# Read Lucas's Theorem

Suppose that $P(z)$ is a polynomial in the complex plane. The theorem says that all zeros of $P’(z)$ are inside a half plane in which all zeros of $P(z)$ lie.

Ahlfors says that a directed line $z = a + bt$ determines a right half plane consisting of all points with $\Im(z - a) / b < 0$… (see Chap. 1, Sec. 2.3)1 After drawing the figure for the drawing the figure for $z = -(1 + i)t$, I realized that I should pay attention to the word “directed” and interpret “right” as “to the right of the vector $b$ drawn on the line $z = a + bt$”.

The following equation puzzled me for a while. (see Chap. 2, Sec. 1.3)2

$$\Im\left( \frac{z - \alpha_k}{b} \right) = \Im\left( \frac{z - a}{b} \right) - \Im\left( \frac{\alpha_k - a}{b} \right) > 0 \label{stuck}$$

I tried sketching a diagram to understand what’s going on, but this isn’t so helpful.

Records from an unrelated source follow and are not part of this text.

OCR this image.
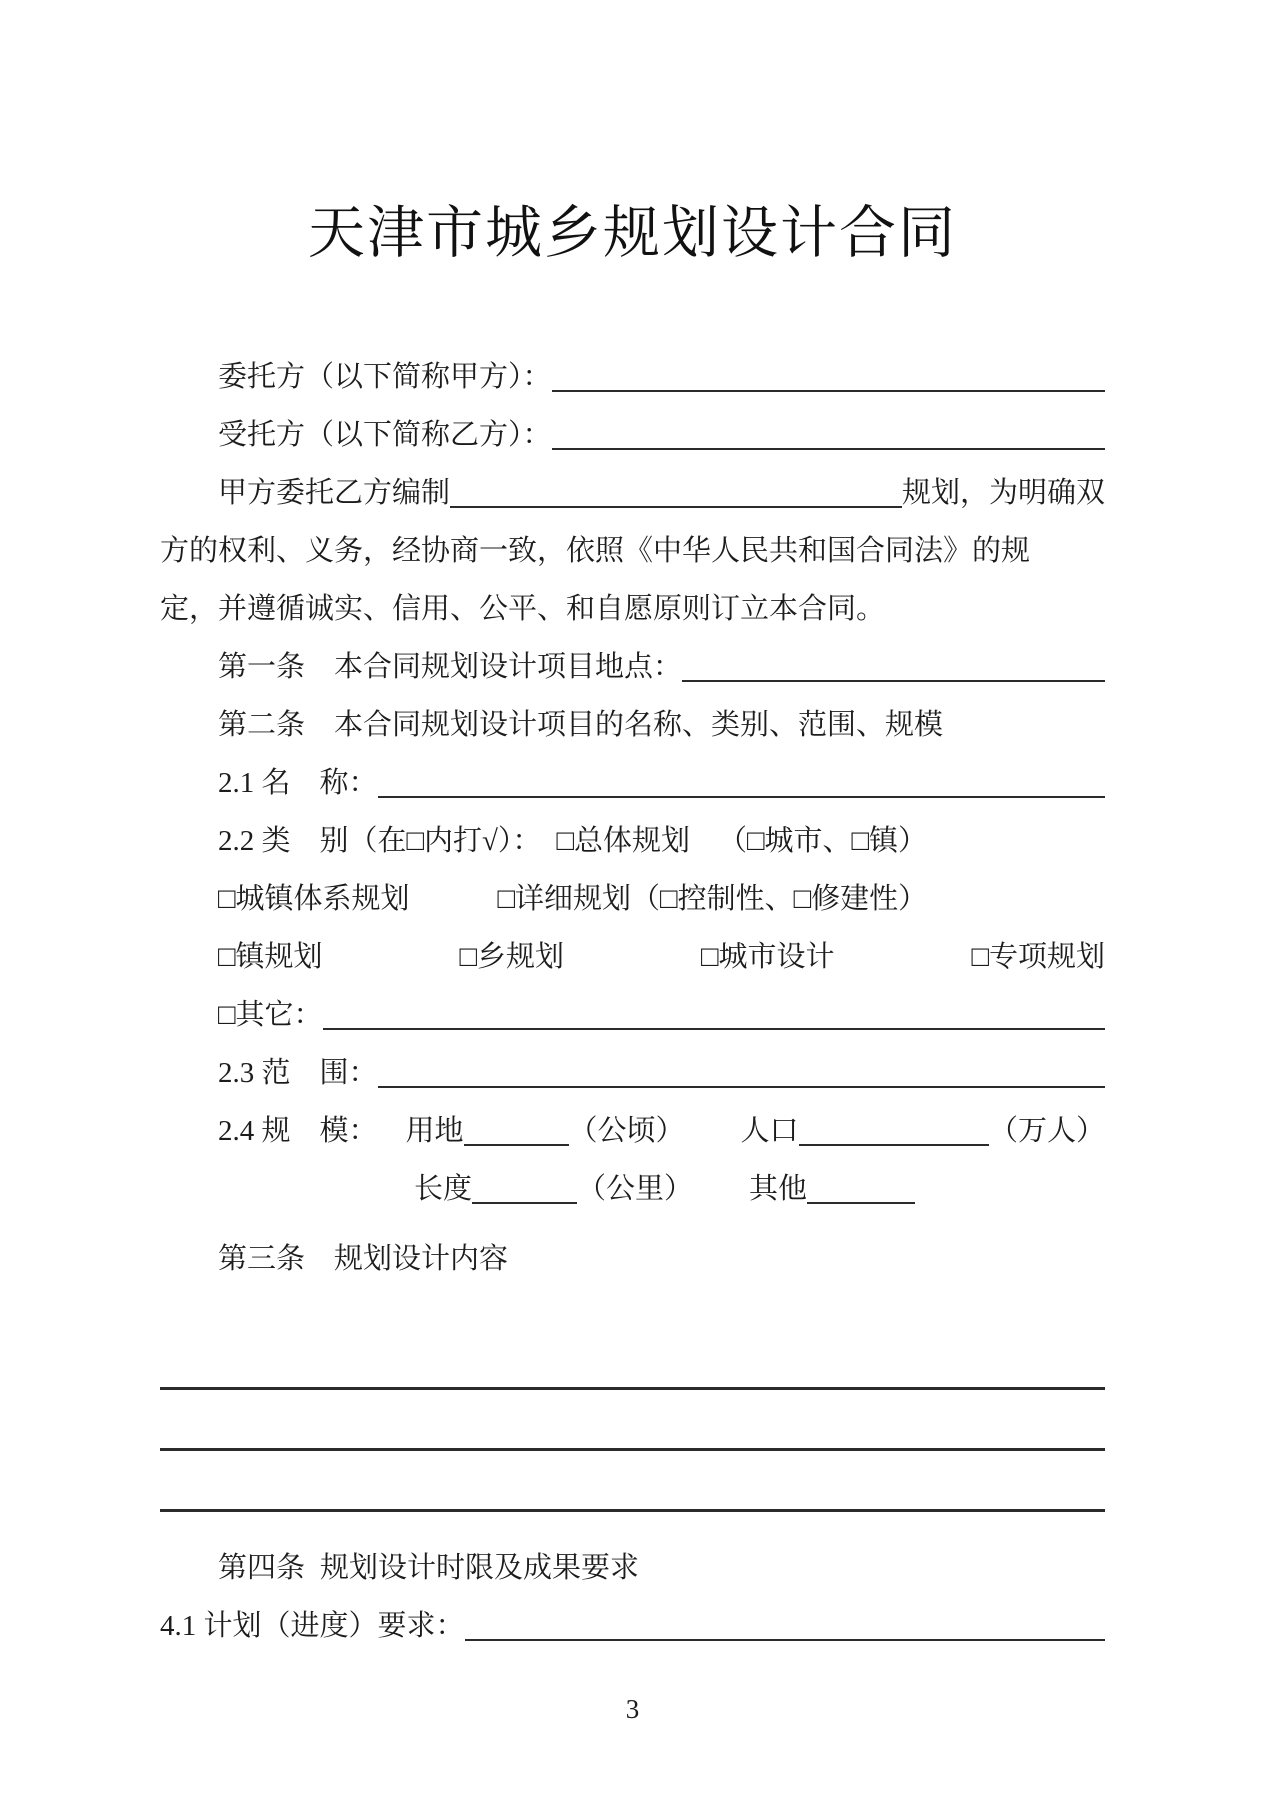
天津市城乡规划设计合同
委托方（以下简称甲方）：
受托方（以下简称乙方）：
甲方委托乙方编制	规划，为明确双
方的权利、义务，经协商一致，依照《中华人民共和国合同法》的规
定，并遵循诚实、信用、公平、和自愿原则订立本合同。
第一条 本合同规划设计项目地点：
第二条 本合同规划设计项目的名称、类别、范围、规模
2.1 名　称：
2.2 类　别（在□内打√）： □总体规划 （□城市、□镇）
□城镇体系规划	□详细规划（□控制性、□修建性）
□镇规划	□乡规划	□城市设计	□专项规划
□其它：
2.3 范　围：
2.4 规　模： 用地	（公顷） 人口	（万人）
长度	（公里） 其他
第三条 规划设计内容
第四条 规划设计时限及成果要求
4.1 计划（进度）要求：
3
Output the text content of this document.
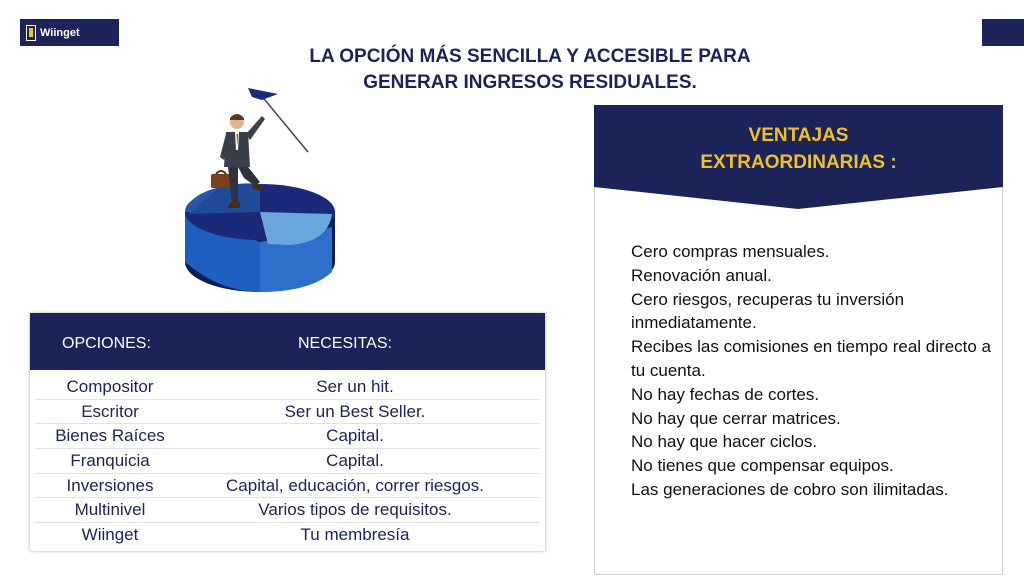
Wiinget
LA OPCIÓN MÁS SENCILLA Y ACCESIBLE PARA
GENERAR INGRESOS RESIDUALES.
OPCIONES:	NECESITAS:
Compositor	Ser un hit.
Escritor	Ser un Best Seller.
Bienes Raíces	Capital.
Franquicia	Capital.
Inversiones	Capital, educación, correr riesgos.
Multinivel	Varios tipos de requisitos.
Wiinget	Tu membresía
VENTAJAS
EXTRAORDINARIAS :
Cero compras mensuales.
Renovación anual.
Cero riesgos, recuperas tu inversión inmediatamente.
Recibes las comisiones en tiempo real directo a tu cuenta.
No hay fechas de cortes.
No hay que cerrar matrices.
No hay que hacer ciclos.
No tienes que compensar equipos.
Las generaciones de cobro son ilimitadas.
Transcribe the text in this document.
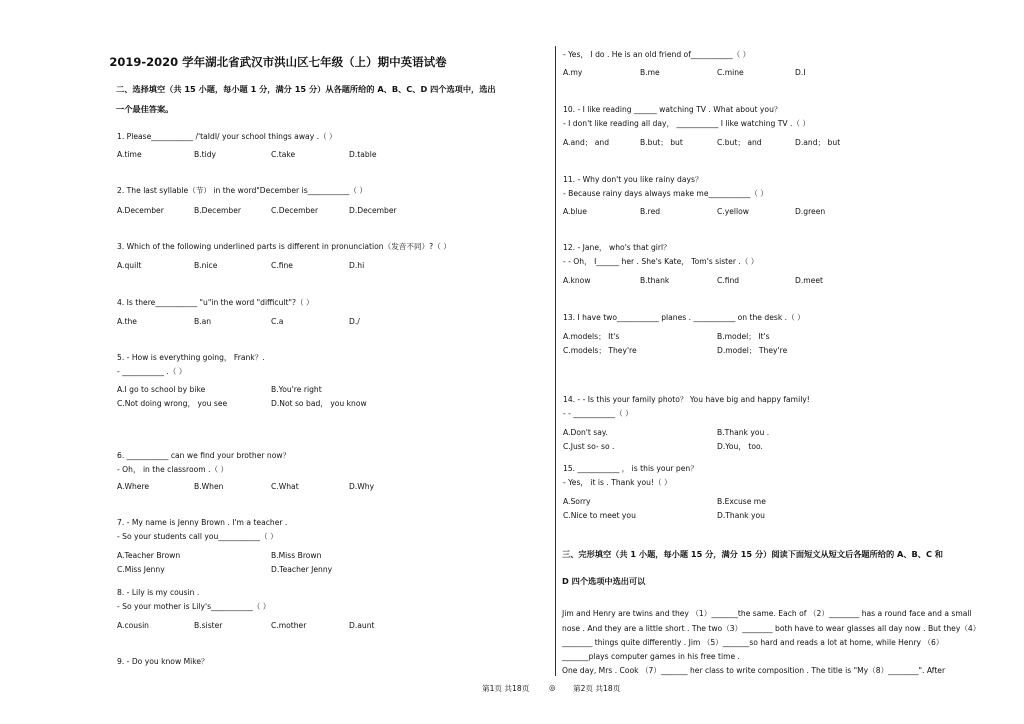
2019-2020 学年湖北省武汉市洪山区七年级（上）期中英语试卷
二、选择填空（共 15 小题，每小题 1 分，满分 15 分）从各题所给的 A、B、C、D 四个选项中，选出
一个最佳答案。
1. Please___________ /'taIdI/ your school things away .（ ）
A.time	B.tidy	C.take	D.table
2. The last syllable（节） in the word"December is___________（ ）
A.December	B.December	C.December	D.December
3. Which of the following underlined parts is different in pronunciation（发音不同）?（ ）
A.quilt	B.nice	C.fine	D.hi
4. Is there___________ "u"in the word "difficult"?（ ）
A.the	B.an	C.a	D./
5. - How is everything going， Frank？.
- ___________ .（ ）
A.I go to school by bike	B.You're right
C.Not doing wrong， you see	D.Not so bad， you know
6. ___________ can we find your brother now？
- Oh， in the classroom .（ ）
A.Where	B.When	C.What	D.Why
7. - My name is Jenny Brown . I'm a teacher .
- So your students call you___________（ ）
A.Teacher Brown	B.Miss Brown
C.Miss Jenny	D.Teacher Jenny
8. - Lily is my cousin .
- So your mother is Lily's___________（ ）
A.cousin	B.sister	C.mother	D.aunt
9. - Do you know Mike？
- Yes， I do . He is an old friend of___________（ ）
A.my	B.me	C.mine	D.I
10. - I like reading ______ watching TV . What about you？
- I don't like reading all day， ___________ I like watching TV .（ ）
A.and； and	B.but； but	C.but； and	D.and； but
11. - Why don't you like rainy days？
- Because rainy days always make me___________（ ）
A.blue	B.red	C.yellow	D.green
12. - Jane， who's that girl？
- - Oh， I______ her . She's Kate， Tom's sister .（ ）
A.know	B.thank	C.find	D.meet
13. I have two___________ planes . ___________ on the desk .（ ）
A.models； It's	B.model； It's
C.models； They're	D.model； They're
14. - - Is this your family photo？ You have big and happy family!
- - ___________（ ）
A.Don't say.	B.Thank you .
C.Just so- so .	D.You， too.
15. ___________ ， is this your pen？
- Yes， it is . Thank you!（ ）
A.Sorry	B.Excuse me
C.Nice to meet you	D.Thank you
三、完形填空（共 1 小题，每小题 15 分，满分 15 分）阅读下面短文从短文后各题所给的 A、B、C 和
D 四个选项中选出可以
Jim and Henry are twins and they （1）_______the same. Each of （2）________ has a round face and a small
nose . And they are a little short . The two（3）________ both have to wear glasses all day now . But they（4）
________ things quite differently . Jim （5）_______so hard and reads a lot at home, while Henry （6）
_______plays computer games in his free time .
One day, Mrs . Cook （7）_______ her class to write composition . The title is "My（8）________". After
第1页 共18页	◎ 第2页 共18页
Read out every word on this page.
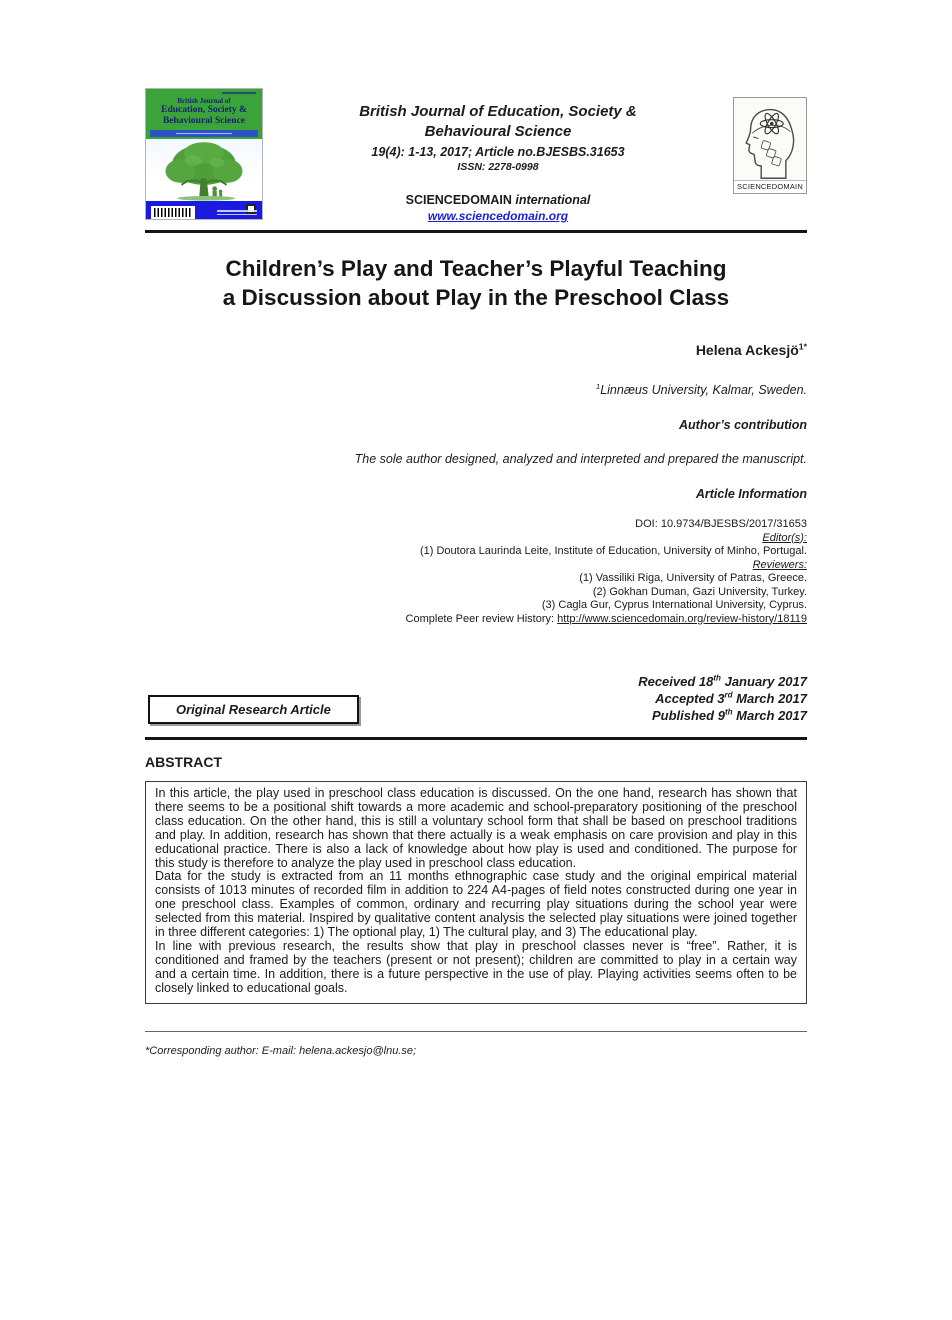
British Journal of
Education, Society &
Behavioural Science
British Journal of Education, Society &
Behavioural Science
19(4): 1-13, 2017; Article no.BJESBS.31653
ISSN: 2278-0998
SCIENCEDOMAIN international
www.sciencedomain.org
SCIENCEDOMAIN
Children’s Play and Teacher’s Playful Teaching
a Discussion about Play in the Preschool Class
Helena Ackesjö$^{1*}$
$^1$Linnæus University, Kalmar, Sweden.
Author’s contribution
The sole author designed, analyzed and interpreted and prepared the manuscript.
Article Information
DOI: 10.9734/BJESBS/2017/31653
Editor(s):
(1) Doutora Laurinda Leite, Institute of Education, University of Minho, Portugal.
Reviewers:
(1) Vassiliki Riga, University of Patras, Greece.
(2) Gokhan Duman, Gazi University, Turkey.
(3) Cagla Gur, Cyprus International University, Cyprus.
Complete Peer review History: http://www.sciencedomain.org/review-history/18119
Received 18th January 2017
Accepted 3rd March 2017
Published 9th March 2017
Original Research Article
ABSTRACT

In this article, the play used in preschool class education is discussed. On the one hand, research has shown that there seems to be a positional shift towards a more academic and school-preparatory positioning of the preschool class education. On the other hand, this is still a voluntary school form that shall be based on preschool traditions and play. In addition, research has shown that there actually is a weak emphasis on care provision and play in this educational practice. There is also a lack of knowledge about how play is used and conditioned. The purpose for this study is therefore to analyze the play used in preschool class education.

Data for the study is extracted from an 11 months ethnographic case study and the original empirical material consists of 1013 minutes of recorded film in addition to 224 A4-pages of field notes constructed during one year in one preschool class. Examples of common, ordinary and recurring play situations during the school year were selected from this material. Inspired by qualitative content analysis the selected play situations were joined together in three different categories: 1) The optional play, 1) The cultural play, and 3) The educational play.

In line with previous research, the results show that play in preschool classes never is “free”. Rather, it is conditioned and framed by the teachers (present or not present); children are committed to play in a certain way and a certain time. In addition, there is a future perspective in the use of play. Playing activities seems often to be closely linked to educational goals.

*Corresponding author: E-mail: helena.ackesjo@lnu.se;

In fact, the above equation starts from $z - \alpha_k = (z - a) - (\alpha_k - a)$.

The whole proof makes use of a half plane $H := \{z \in \C \mid \Im[(z - a) / b] < 0\}$ in which all zeros $\alpha_1,\ldots,\alpha_n$ of $P(z)$ lie, and it follows the logic of proof by contradiction: each $\alpha_k$ is assumed to be in $H$ while $z$ isn't. It ends with the conclusion that $\Im(b P'(z) / P(z)) < 0$ by \eqref{stuck} and the equation

$\frac{P'(z)}{P(z)} = \sum_{k = 1}^n \Im\left( \frac{1}{z - \alpha_k} \right).$

Finally, I saw a corollary of this theorem: all zeros of $P’(z)$ are inside the smallest convex polygon in which all zeros of $P(z)$ lie.

1. Ahlfors, L. (1979). Complex analysis. Auckland: McGraw-Hill.

2. ibid